保証会社による代位弁済となった場合、その後借入者は銀行に返済をするのではなく保証会社に返済をするのですが、多くのケースでは保証会社から担保物件の売却を迫られることになるので、そのようなことにならないようにしましょう。
保証会社を介さずに融資をするローンとは
主にネット銀行の住宅ローンがこれに該当します。
(ただし最近ではネット銀行も保証会社を介して融資をする場合があります)
審査は銀行のみで行われ、それに通れば金融機関は借入者に対して住宅ローンのお金を融資します。
保証会社を介していないため、借入者が返済途中でもしも返済不能となった場合を考えると、金融機関にとってはリスクが大きいと言えます。

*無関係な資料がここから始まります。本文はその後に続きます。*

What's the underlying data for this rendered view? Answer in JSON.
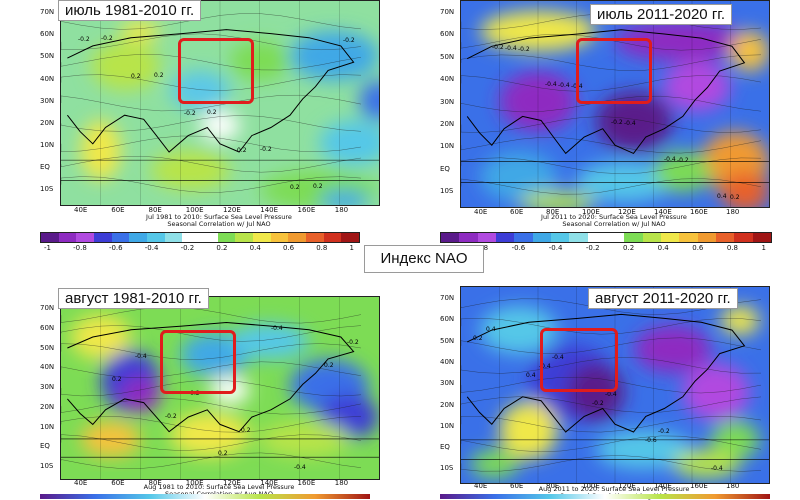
{
  "nao_label": "Индекс NAO",
  "colorbar_ticks": [
    "-1",
    "-0.8",
    "-0.6",
    "-0.4",
    "-0.2",
    "0.2",
    "0.4",
    "0.6",
    "0.8",
    "1"
  ],
  "colorbar_colors": [
    "#5a1a8a",
    "#8e2bc1",
    "#b14ae0",
    "#3d3dd6",
    "#3a70e8",
    "#3fa8e6",
    "#55c7e8",
    "#8fe0e8",
    "#ffffff",
    "#ffffff",
    "#7ddc55",
    "#b8e44a",
    "#f0e84a",
    "#f7c23c",
    "#f09a30",
    "#e8602a",
    "#d0301e",
    "#a01515"
  ],
  "panels": [
    {
      "title": "июль 1981-2010 гг.",
      "caption_line1": "Jul 1981 to 2010: Surface Sea Level Pressure",
      "caption_line2": "Seasonal Correlation w/ Jul NAO",
      "lat_labels": [
        "70N",
        "60N",
        "50N",
        "40N",
        "30N",
        "20N",
        "10N",
        "EQ",
        "10S"
      ],
      "lon_labels": [
        "40E",
        "60E",
        "80E",
        "100E",
        "120E",
        "140E",
        "160E",
        "180"
      ],
      "contour_labels": [
        "-0.2",
        "0.2",
        "0.2",
        "-0.2",
        "0.2",
        "-0.2",
        "0.2",
        "-0.2",
        "0.2",
        "0.2",
        "-0.2"
      ]
    },
    {
      "title": "июль 2011-2020 гг.",
      "caption_line1": "Jul 2011 to 2020: Surface Sea Level Pressure",
      "caption_line2": "Seasonal Correlation w/ Jul NAO",
      "lat_labels": [
        "70N",
        "60N",
        "50N",
        "40N",
        "30N",
        "20N",
        "10N",
        "EQ",
        "10S"
      ],
      "lon_labels": [
        "40E",
        "60E",
        "80E",
        "100E",
        "120E",
        "140E",
        "160E",
        "180"
      ],
      "contour_labels": [
        "-0.2",
        "-0.4",
        "-0.4",
        "-0.2",
        "0.2",
        "-0.4",
        "-0.4",
        "-0.2",
        "-0.4",
        "0.4",
        "-0.2",
        "-0.4"
      ]
    },
    {
      "title": "август 1981-2010 гг.",
      "caption_line1": "Aug 1981 to 2010: Surface Sea Level Pressure",
      "caption_line2": "Seasonal Correlation w/ Aug NAO",
      "lat_labels": [
        "70N",
        "60N",
        "50N",
        "40N",
        "30N",
        "20N",
        "10N",
        "EQ",
        "10S"
      ],
      "lon_labels": [
        "40E",
        "60E",
        "80E",
        "100E",
        "120E",
        "140E",
        "160E",
        "180"
      ],
      "contour_labels": [
        "-0.4",
        "-0.2",
        "0.2",
        "-0.4",
        "-0.2",
        "0.2",
        "-0.2",
        "0.2",
        "-0.4",
        "0.2"
      ]
    },
    {
      "title": "август 2011-2020 гг.",
      "caption_line1": "Aug 2011 to 2020: Surface Sea Level Pressure",
      "caption_line2": "Seasonal Correlation w/ Aug NAO",
      "lat_labels": [
        "70N",
        "60N",
        "50N",
        "40N",
        "30N",
        "20N",
        "10N",
        "EQ",
        "10S"
      ],
      "lon_labels": [
        "40E",
        "60E",
        "80E",
        "100E",
        "120E",
        "140E",
        "160E",
        "180"
      ],
      "contour_labels": [
        "-0.4",
        "-0.4",
        "-0.2",
        "-0.4",
        "0.4",
        "-0.4",
        "-0.2",
        "-0.6",
        "-0.4",
        "0.2",
        "0.4"
      ]
    }
  ]
}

そのようなことから、ネット銀行の住宅ローンの審査は厳しいと言えるのです。
この場合の融資手数料ですが、よく見かけるのが「融資金額の2%(別途消費税)」という金額です。
借入年数に関わらず、例えば4,000万円を借りた場合、現在の消費税率で88万円です。
これはあくまでも住宅ローンのお金を借りることに対する手数料なので、返済途中で全額繰り上げ返済をしても一切返金されません。

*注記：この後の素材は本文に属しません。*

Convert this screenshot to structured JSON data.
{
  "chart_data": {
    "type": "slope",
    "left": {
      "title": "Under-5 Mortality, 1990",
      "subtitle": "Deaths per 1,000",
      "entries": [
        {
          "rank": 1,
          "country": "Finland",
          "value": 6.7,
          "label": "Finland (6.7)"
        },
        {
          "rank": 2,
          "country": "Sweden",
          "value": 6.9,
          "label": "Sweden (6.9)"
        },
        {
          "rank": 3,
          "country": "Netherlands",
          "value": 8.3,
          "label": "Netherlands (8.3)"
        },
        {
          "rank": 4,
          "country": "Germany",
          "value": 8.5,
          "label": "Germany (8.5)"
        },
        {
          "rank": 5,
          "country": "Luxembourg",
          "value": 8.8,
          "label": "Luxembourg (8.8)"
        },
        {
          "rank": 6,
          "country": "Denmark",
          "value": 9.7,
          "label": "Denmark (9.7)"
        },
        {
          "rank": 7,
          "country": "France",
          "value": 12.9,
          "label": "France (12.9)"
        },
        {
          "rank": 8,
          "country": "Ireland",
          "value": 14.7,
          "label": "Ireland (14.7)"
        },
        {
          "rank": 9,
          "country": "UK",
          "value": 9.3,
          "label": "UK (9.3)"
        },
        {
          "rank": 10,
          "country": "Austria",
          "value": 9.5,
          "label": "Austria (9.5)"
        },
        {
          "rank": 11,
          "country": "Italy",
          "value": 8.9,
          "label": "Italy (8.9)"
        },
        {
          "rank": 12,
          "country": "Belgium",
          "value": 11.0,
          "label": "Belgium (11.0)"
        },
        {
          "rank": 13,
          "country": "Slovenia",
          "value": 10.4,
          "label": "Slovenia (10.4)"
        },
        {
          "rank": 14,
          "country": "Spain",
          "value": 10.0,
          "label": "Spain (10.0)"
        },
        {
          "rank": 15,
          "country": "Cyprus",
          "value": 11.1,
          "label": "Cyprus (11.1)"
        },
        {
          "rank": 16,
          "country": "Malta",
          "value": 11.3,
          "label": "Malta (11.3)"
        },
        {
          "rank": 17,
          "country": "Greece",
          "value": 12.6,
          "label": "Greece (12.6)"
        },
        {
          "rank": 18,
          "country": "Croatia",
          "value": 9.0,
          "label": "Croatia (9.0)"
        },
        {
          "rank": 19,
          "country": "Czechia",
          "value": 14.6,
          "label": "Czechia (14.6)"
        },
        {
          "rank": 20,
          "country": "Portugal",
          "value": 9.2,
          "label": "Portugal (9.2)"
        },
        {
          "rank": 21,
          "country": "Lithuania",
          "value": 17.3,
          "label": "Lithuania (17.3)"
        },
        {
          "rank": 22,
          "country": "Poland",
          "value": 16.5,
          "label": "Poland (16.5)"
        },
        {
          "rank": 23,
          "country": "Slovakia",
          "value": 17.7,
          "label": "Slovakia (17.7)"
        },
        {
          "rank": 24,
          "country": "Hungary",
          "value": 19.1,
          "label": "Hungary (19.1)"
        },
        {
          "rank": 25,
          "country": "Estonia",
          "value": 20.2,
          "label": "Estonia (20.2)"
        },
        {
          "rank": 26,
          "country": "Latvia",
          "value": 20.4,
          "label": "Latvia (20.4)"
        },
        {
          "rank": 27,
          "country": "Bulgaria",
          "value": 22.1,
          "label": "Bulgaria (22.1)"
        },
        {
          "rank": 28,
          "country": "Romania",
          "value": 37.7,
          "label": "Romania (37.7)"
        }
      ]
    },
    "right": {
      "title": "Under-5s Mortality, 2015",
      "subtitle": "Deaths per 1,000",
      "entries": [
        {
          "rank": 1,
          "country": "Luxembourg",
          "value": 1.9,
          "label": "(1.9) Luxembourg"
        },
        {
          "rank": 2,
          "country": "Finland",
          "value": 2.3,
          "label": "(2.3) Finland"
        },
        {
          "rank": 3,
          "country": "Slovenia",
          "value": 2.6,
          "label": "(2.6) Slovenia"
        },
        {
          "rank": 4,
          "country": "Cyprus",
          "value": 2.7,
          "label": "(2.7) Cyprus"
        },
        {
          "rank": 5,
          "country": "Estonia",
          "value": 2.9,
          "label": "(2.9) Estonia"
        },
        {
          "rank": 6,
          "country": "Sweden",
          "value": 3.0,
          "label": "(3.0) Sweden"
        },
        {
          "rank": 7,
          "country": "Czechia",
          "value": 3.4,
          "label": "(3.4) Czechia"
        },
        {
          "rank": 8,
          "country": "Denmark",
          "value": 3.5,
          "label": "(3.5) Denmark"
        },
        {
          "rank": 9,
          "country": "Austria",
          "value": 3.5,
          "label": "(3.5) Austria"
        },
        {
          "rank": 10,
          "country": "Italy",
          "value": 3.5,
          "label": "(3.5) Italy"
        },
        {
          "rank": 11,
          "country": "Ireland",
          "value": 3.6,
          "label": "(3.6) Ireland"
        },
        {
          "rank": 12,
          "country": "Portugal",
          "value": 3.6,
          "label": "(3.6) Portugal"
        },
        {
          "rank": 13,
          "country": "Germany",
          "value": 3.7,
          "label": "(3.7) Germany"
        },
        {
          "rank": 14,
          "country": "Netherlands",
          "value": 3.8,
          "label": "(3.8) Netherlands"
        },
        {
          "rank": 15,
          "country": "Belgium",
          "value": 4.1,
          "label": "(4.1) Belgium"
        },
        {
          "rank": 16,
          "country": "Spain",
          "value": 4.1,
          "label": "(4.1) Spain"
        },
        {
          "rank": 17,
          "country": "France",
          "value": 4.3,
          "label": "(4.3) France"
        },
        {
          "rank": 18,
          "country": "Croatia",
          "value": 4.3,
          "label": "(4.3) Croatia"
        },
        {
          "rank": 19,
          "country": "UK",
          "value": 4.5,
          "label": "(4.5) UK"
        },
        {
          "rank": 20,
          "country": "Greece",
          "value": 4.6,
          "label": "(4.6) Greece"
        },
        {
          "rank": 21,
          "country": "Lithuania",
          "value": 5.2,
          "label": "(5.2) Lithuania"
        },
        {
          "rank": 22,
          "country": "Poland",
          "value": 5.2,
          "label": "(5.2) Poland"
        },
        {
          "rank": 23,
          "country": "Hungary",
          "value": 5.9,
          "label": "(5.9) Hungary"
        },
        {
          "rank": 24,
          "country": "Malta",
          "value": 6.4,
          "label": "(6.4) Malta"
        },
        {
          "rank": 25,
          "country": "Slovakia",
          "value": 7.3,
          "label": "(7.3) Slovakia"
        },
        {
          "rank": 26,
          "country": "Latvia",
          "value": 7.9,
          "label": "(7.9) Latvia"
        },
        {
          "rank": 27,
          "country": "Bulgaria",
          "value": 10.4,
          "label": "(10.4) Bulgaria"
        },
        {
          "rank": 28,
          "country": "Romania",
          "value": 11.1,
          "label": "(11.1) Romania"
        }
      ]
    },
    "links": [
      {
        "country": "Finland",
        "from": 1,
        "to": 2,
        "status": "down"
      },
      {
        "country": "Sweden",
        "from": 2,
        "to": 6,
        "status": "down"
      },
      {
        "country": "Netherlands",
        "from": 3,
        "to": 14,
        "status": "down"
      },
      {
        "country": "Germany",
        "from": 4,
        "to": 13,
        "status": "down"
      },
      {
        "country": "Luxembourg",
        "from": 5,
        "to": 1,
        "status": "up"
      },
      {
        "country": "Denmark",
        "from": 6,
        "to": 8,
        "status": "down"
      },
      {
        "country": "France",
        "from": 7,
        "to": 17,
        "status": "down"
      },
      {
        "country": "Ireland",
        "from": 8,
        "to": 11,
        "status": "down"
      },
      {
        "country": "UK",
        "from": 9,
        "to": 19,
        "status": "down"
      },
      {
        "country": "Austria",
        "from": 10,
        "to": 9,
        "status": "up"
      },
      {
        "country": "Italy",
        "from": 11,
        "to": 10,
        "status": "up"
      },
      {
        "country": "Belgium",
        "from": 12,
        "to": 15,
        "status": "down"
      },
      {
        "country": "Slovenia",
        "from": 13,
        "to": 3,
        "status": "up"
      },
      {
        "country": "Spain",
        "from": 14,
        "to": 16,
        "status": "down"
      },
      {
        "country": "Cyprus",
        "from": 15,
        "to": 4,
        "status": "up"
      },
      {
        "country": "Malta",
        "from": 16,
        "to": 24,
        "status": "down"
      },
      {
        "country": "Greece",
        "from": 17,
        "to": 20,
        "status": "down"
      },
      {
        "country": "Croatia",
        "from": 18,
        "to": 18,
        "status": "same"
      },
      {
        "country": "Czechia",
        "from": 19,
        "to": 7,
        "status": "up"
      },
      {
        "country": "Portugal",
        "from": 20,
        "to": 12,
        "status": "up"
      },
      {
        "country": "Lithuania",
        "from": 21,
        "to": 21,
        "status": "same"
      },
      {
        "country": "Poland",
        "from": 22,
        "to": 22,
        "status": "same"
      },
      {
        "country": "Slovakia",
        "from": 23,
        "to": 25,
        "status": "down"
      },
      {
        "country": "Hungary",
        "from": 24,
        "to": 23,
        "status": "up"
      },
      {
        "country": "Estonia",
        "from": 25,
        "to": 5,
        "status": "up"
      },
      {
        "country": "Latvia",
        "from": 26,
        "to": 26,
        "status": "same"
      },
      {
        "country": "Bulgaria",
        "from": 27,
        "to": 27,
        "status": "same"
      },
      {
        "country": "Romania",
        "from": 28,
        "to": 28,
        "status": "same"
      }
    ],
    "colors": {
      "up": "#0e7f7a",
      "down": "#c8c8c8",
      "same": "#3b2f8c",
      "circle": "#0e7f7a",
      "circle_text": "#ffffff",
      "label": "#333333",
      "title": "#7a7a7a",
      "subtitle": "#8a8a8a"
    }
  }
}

しかし融資手数料は高いものの、厳しい審査に通っての融資なので、借入者への信用が低金利につながっているとも言えるでしょう。
②保証料とは
保証会社の保証のうえで住宅ローンを借りる場合、借入者は保証会社に対して保証料を支払わなければなりません。
保証料の支払い方法は、融資実行の際に一括で支払う「一括前払い型」と、住宅ローンの金利に保証料率を上乗せして毎回のローン返済時に分割払いをする「金利上乗せ型」の二通りからの選択です。
「一括前払い型」の場合、借入金額と借入期間によって保証料が異なります。
保証料の金額は保証会社によって異なりますが、例えば4,000万円を35年返済で借りた場合、一般的な保証料率(年利0.2%)だとおよそ85万円前後です。
なお、保証料は借入期間が短いほど安くなります。
また保証料は、借入者が返済途中で全額繰り上げ返済をすれば、残期間に応じて返金されます。

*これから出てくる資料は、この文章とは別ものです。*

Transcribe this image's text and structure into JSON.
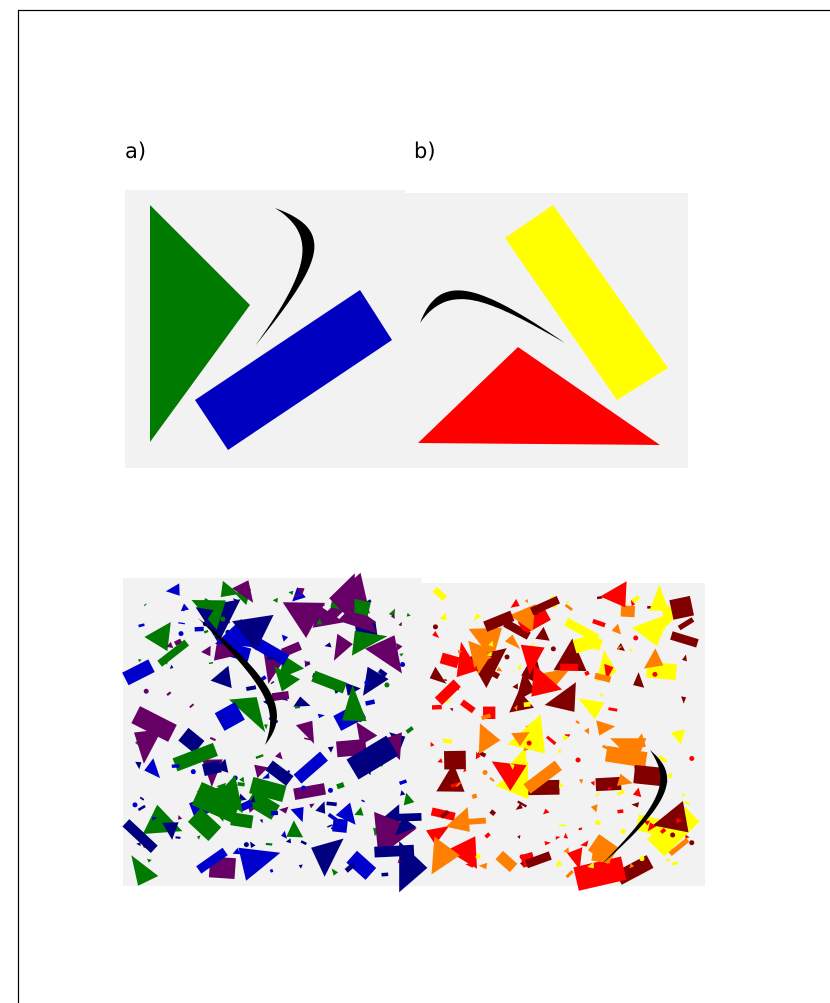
{
  "panels": {
    "a": {
      "label": "a)"
    },
    "b": {
      "label": "b)"
    }
  }
}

よって、一括前払い保証料は借入期間が短ければ金額が下がることと、返済途中で全額繰り上げ返済をしたら残期間に応じた返金があることが、融資手数料との大きな違いだと言えるでしょう。
「金利上乗せ型」の場合、住宅ローンを借りる時に支払う保証料は0円なのですが、適用金利に保証料分が上乗せされるため、毎回の返済金額が高くなります。
上乗せされる保証料率は借入者の内容や資金計画によって異なり、年利0.1%以下の場合もあれば、年利1%を超える場合もあります。
例えば4,000万円を35年返済で借り、銀行の適用金利が年利0.7%、保証料率が一般的な年利0.2%だとすると、保証料を一括前払いした場合の毎月返済額が107,408円であることに対して、0.2%の金利を上乗せすると毎月返済額が111,059円、その差額は約3,650円、それが分割払いの保証料分だと言えます。
まとめ
住宅ローンを取り組む際ににかかる融資手数料や保証料、保証料については一括前払いか金利に上乗せか、それらが住宅ローンを取り組む際の諸経費や毎回の返済額に影響することについてお話ししました。
みなさまの住宅ローン選びや取り組み方の参考になれば幸いです。